Specifying Policy Elements: Actions, Effects, and Principals
For each AWS Glue resource, the service defines a set of API operations. To grant permissions for these API operations, AWS Glue defines a set of actions that you can specify in a policy. Some API operations can require permissions for more than one action in order to perform the API operation. For more information about resources and API operations, see AWS Glue Resources and Operations and AWS Glue AWS Glue API.

The following are the most basic policy elements:

Resource – You use an Amazon Resource Name (ARN) to identify the resource that the policy applies to. For more information, see AWS Glue Resources and Operations.

Action – You use action keywords to identify resource operations that you want to allow or deny. For example, you can use create to allow users to create a table.
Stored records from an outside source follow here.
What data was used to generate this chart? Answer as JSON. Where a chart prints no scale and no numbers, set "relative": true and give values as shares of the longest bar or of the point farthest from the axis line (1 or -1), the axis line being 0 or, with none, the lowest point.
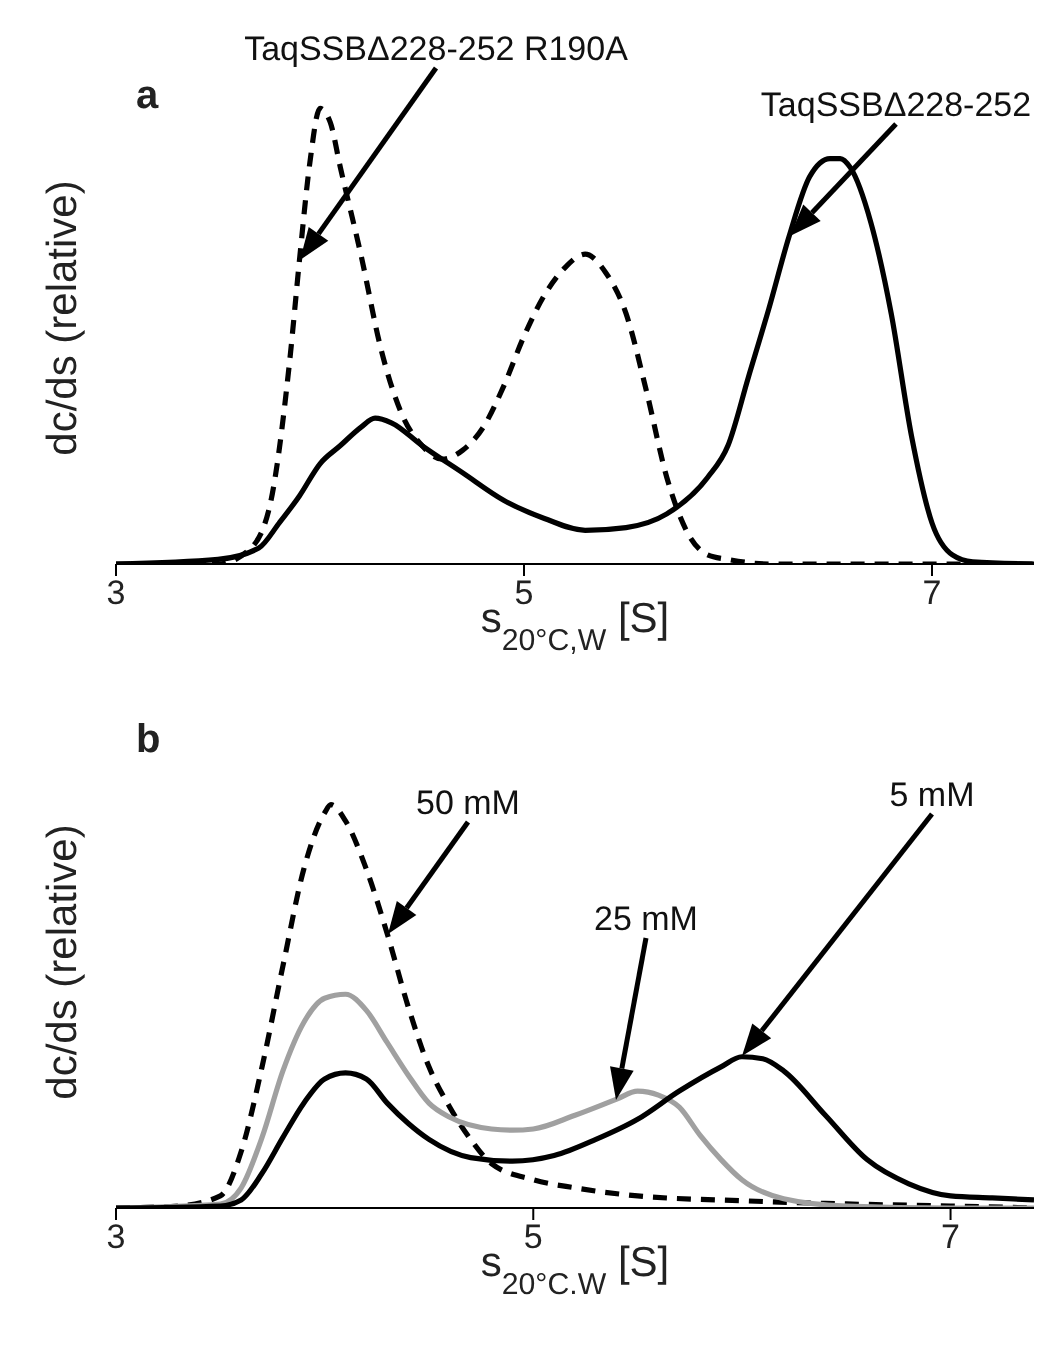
{
  "chart_data": [
    {
      "type": "line",
      "title": "a",
      "xlabel": "s$_{20°C,W}$ [S]",
      "ylabel": "dc/ds (relative)",
      "relative": true,
      "xlim": [
        3,
        7.5
      ],
      "xticks": [
        3,
        5,
        7
      ],
      "marker": "none",
      "grid": false,
      "legend": false,
      "series": [
        {
          "color": "#000000",
          "line_style": "dashed",
          "x": [
            3.0,
            3.5,
            3.65,
            3.75,
            3.85,
            3.9,
            3.95,
            4.0,
            4.05,
            4.1,
            4.2,
            4.3,
            4.4,
            4.5,
            4.6,
            4.7,
            4.8,
            4.9,
            5.0,
            5.1,
            5.2,
            5.3,
            5.4,
            5.5,
            5.6,
            5.7,
            5.8,
            5.9,
            6.0,
            6.2,
            7.5
          ],
          "values": [
            0,
            0,
            0.03,
            0.12,
            0.44,
            0.67,
            0.88,
            1.0,
            0.97,
            0.87,
            0.68,
            0.47,
            0.33,
            0.26,
            0.23,
            0.25,
            0.3,
            0.39,
            0.5,
            0.59,
            0.65,
            0.68,
            0.64,
            0.55,
            0.38,
            0.19,
            0.07,
            0.02,
            0.01,
            0,
            0
          ]
        },
        {
          "color": "#000000",
          "line_style": "solid",
          "x": [
            3.0,
            3.5,
            3.7,
            3.8,
            3.9,
            4.0,
            4.1,
            4.2,
            4.27,
            4.35,
            4.5,
            4.7,
            4.9,
            5.1,
            5.3,
            5.5,
            5.7,
            5.9,
            6.0,
            6.1,
            6.2,
            6.3,
            6.4,
            6.5,
            6.55,
            6.6,
            6.7,
            6.8,
            6.9,
            7.0,
            7.1,
            7.2,
            7.5
          ],
          "values": [
            0,
            0.01,
            0.035,
            0.09,
            0.15,
            0.22,
            0.26,
            0.3,
            0.32,
            0.31,
            0.26,
            0.2,
            0.14,
            0.1,
            0.074,
            0.08,
            0.11,
            0.19,
            0.26,
            0.41,
            0.56,
            0.72,
            0.85,
            0.89,
            0.89,
            0.87,
            0.75,
            0.55,
            0.28,
            0.09,
            0.02,
            0.005,
            0
          ]
        }
      ],
      "annotations": [
        "TaqSSBΔ228-252 R190A",
        "TaqSSBΔ228-252"
      ]
    },
    {
      "type": "line",
      "title": "b",
      "xlabel": "s$_{20°C.W}$ [S]",
      "ylabel": "dc/ds (relative)",
      "relative": true,
      "xlim": [
        3,
        7.4
      ],
      "xticks": [
        3,
        5,
        7
      ],
      "marker": "none",
      "grid": false,
      "legend": false,
      "series": [
        {
          "color": "#000000",
          "line_style": "dashed",
          "x": [
            3.0,
            3.3,
            3.5,
            3.6,
            3.7,
            3.8,
            3.9,
            4.0,
            4.03,
            4.1,
            4.2,
            4.3,
            4.4,
            4.5,
            4.6,
            4.7,
            4.8,
            5.0,
            5.2,
            5.5,
            6.0,
            6.5,
            7.0,
            7.4
          ],
          "values": [
            0,
            0.005,
            0.03,
            0.14,
            0.35,
            0.6,
            0.84,
            0.98,
            1.0,
            0.96,
            0.84,
            0.68,
            0.5,
            0.35,
            0.25,
            0.17,
            0.11,
            0.07,
            0.05,
            0.03,
            0.018,
            0.01,
            0.005,
            0
          ]
        },
        {
          "color": "#a0a0a0",
          "line_style": "solid",
          "x": [
            3.0,
            3.5,
            3.6,
            3.7,
            3.8,
            3.9,
            4.0,
            4.1,
            4.2,
            4.3,
            4.4,
            4.5,
            4.6,
            4.8,
            4.9,
            5.0,
            5.2,
            5.4,
            5.5,
            5.6,
            5.7,
            5.8,
            5.9,
            6.0,
            6.2,
            6.5,
            7.0,
            7.4
          ],
          "values": [
            0,
            0.01,
            0.05,
            0.175,
            0.34,
            0.46,
            0.52,
            0.53,
            0.49,
            0.41,
            0.33,
            0.26,
            0.225,
            0.196,
            0.193,
            0.196,
            0.23,
            0.27,
            0.29,
            0.28,
            0.25,
            0.18,
            0.12,
            0.07,
            0.023,
            0.005,
            0,
            0
          ]
        },
        {
          "color": "#000000",
          "line_style": "solid",
          "x": [
            3.0,
            3.5,
            3.6,
            3.7,
            3.8,
            3.9,
            4.0,
            4.1,
            4.2,
            4.3,
            4.4,
            4.5,
            4.7,
            4.9,
            5.1,
            5.3,
            5.5,
            5.7,
            5.9,
            6.0,
            6.1,
            6.2,
            6.4,
            6.6,
            6.8,
            7.0,
            7.2,
            7.4
          ],
          "values": [
            0,
            0.005,
            0.02,
            0.086,
            0.175,
            0.26,
            0.32,
            0.335,
            0.32,
            0.26,
            0.21,
            0.17,
            0.125,
            0.116,
            0.13,
            0.17,
            0.22,
            0.29,
            0.35,
            0.375,
            0.37,
            0.34,
            0.23,
            0.12,
            0.06,
            0.03,
            0.025,
            0.02
          ]
        }
      ],
      "annotations": [
        "50 mM",
        "25 mM",
        "5 mM"
      ]
    }
  ]
}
Effect – You specify the effect, either allow or deny, when the user requests the specific action. If you don't explicitly grant access to (allow) a resource, access is implicitly denied. You can also explicitly deny access to a resource, which you might do to make sure that a user cannot access it, even if a different policy grants access.

Principal – In identity-based policies (IAM policies), the user that the policy is attached to is the implicit principal. For resource-based policies, you specify the user, account, service, or other entity that you want to receive permissions (applies to resource-based policies only). AWS Glue doesn't support resource-based policies.

To learn more about IAM policy syntax and descriptions, see IAM JSON Policy Reference in the IAM User Guide.

For a table showing all of the AWS Glue API operations and the resources that they apply to, see AWS Glue API Permissions: Actions and Resources Reference.

Specifying Conditions in a Policy
When you grant permissions, you can use the access policy language to specify the conditions when a policy should take effect. For example, you might want a policy to be applied only after a specific date. For more information about specifying conditions in a policy language, see Condition in the IAM User Guide.

To express conditions, you use predefined condition keys. There are AWS-wide condition keys and AWS Glue–specific keys that you can use as appropriate. For a complete list of AWS-wide keys, see Available Keys for Conditions in the IAM User Guide.